Father, I'd like to move forward with a new, healthy body image. Help me stop comparing myself to others. Show me what to focus on rather than appearance...perhaps people's inherent worth and dignity as beings created in God's image, or a particular quality about them that is beautiful or striking. Please carve new habits into my body, mind, and spirit.

Often I long for the days when etiquette was considered important...when people treated each other with dignity. C.S. Lewis is from that time, and I am craving a good C.S. Lewis book now. He is one of the writers I most admire, who reminds me of how I ought to live.

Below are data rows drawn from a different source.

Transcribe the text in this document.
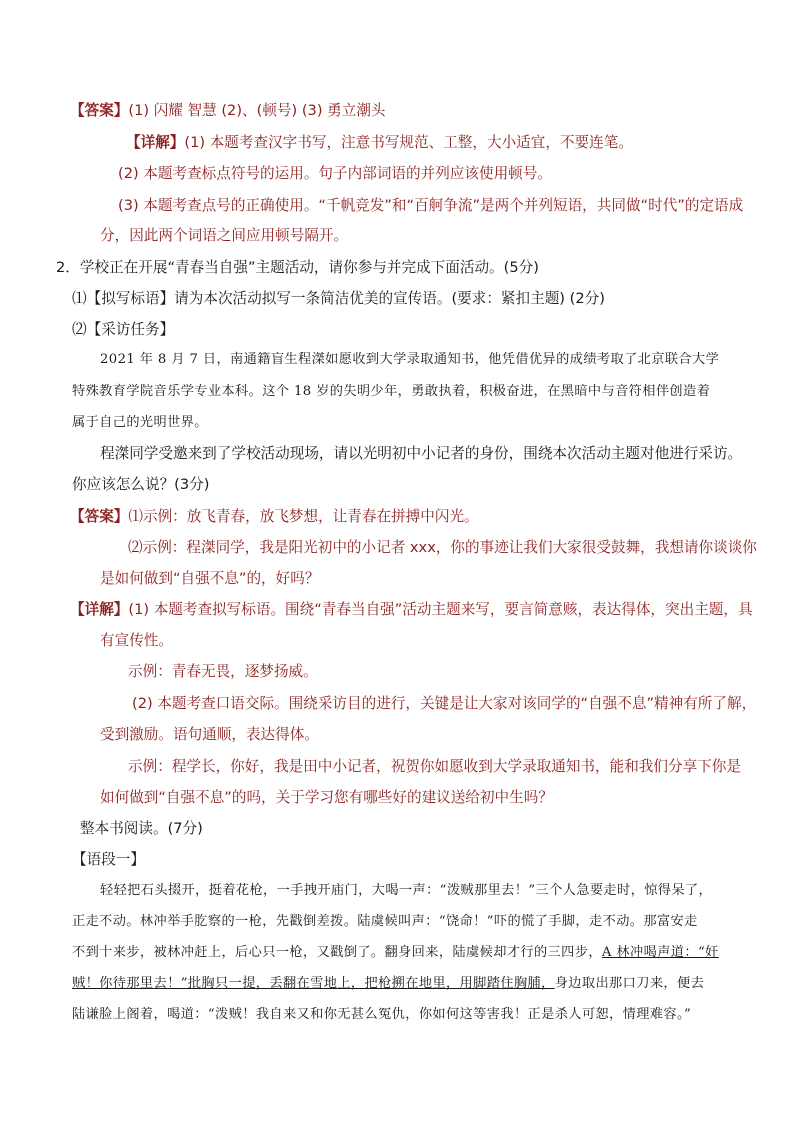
【答案】(1) 闪耀 智慧 (2)、(顿号) (3) 勇立潮头
【详解】(1) 本题考查汉字书写，注意书写规范、工整，大小适宜，不要连笔。
(2) 本题考查标点符号的运用。句子内部词语的并列应该使用顿号。
(3) 本题考查点号的正确使用。“千帆竞发”和“百舸争流”是两个并列短语，共同做“时代”的定语成
分，因此两个词语之间应用顿号隔开。
2．学校正在开展“青春当自强”主题活动，请你参与并完成下面活动。(5分)
⑴【拟写标语】请为本次活动拟写一条简洁优美的宣传语。(要求：紧扣主题) (2分)
⑵【采访任务】
2021 年 8 月 7 日，南通籍盲生程滐如愿收到大学录取通知书，他凭借优异的成绩考取了北京联合大学
特殊教育学院音乐学专业本科。这个 18 岁的失明少年，勇敢执着，积极奋进，在黑暗中与音符相伴创造着
属于自己的光明世界。
程滐同学受邀来到了学校活动现场，请以光明初中小记者的身份，围绕本次活动主题对他进行采访。
你应该怎么说？(3分)
【答案】⑴示例：放飞青春，放飞梦想，让青春在拼搏中闪光。
⑵示例：程滐同学，我是阳光初中的小记者 xxx，你的事迹让我们大家很受鼓舞，我想请你谈谈你
是如何做到“自强不息”的，好吗？
【详解】(1) 本题考查拟写标语。围绕“青春当自强”活动主题来写，要言简意赅，表达得体，突出主题，具
有宣传性。
示例：青春无畏，逐梦扬威。
(2) 本题考查口语交际。围绕采访目的进行，关键是让大家对该同学的“自强不息”精神有所了解，
受到激励。语句通顺，表达得体。
示例：程学长，你好，我是田中小记者，祝贺你如愿收到大学录取通知书，能和我们分享下你是
如何做到“自强不息”的吗，关于学习您有哪些好的建议送给初中生吗？
整本书阅读。(7分)
【语段一】
轻轻把石头掇开，挺着花枪，一手拽开庙门，大喝一声：“泼贼那里去！”三个人急要走时，惊得呆了，
正走不动。林冲举手肐察的一枪，先戳倒差拨。陆虞候叫声：“饶命！”吓的慌了手脚，走不动。那富安走
不到十来步，被林冲赶上，后心只一枪，又戳倒了。翻身回来，陆虞候却才行的三四步，A 林冲喝声道：“奸
贼！你待那里去！”批胸只一提，丢翻在雪地上，把枪搠在地里，用脚踏住胸脯，身边取出那口刀来，便去
陆谦脸上阁着，喝道：“泼贼！我自来又和你无甚么冤仇，你如何这等害我！正是杀人可恕，情理难容。”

So, I realized that longing to be thin relates to longing to be innocent. In fiction, innocent female characters tend to have a boyish shape rather than voluptuous curves -- not that I am voluptuous, ha! Naturally, I'm somewhere in between.

Anyway, a woman with a childlike, whimsical, cheerful personality would look ridiculous behaving that way if she had a mature, womanly shape; we tend to think of women with a body type like Jessica Rabbit or Lara Croft to be more serious and sultry than innocent.

Imagine this woman acting like a Manic Pixie Dream Girl.
Audrey Hepburn often played the type of character I am describing. We assume she was naturally petite, but then I found out that perhaps her figure wasn't so natural; several sources describe her as having an eating disorder of some sort. Remarkably thin women are usually trying to look that way on purpose.

Audrey Hepburn: This looks a bit painful.


Audrey's natural figure was probably more like this.
Is being thin really that desirable, though? A healthy weight is much more attractive...even for Audrey Hepburn. Women's bodies simply aren't designed to be skinny.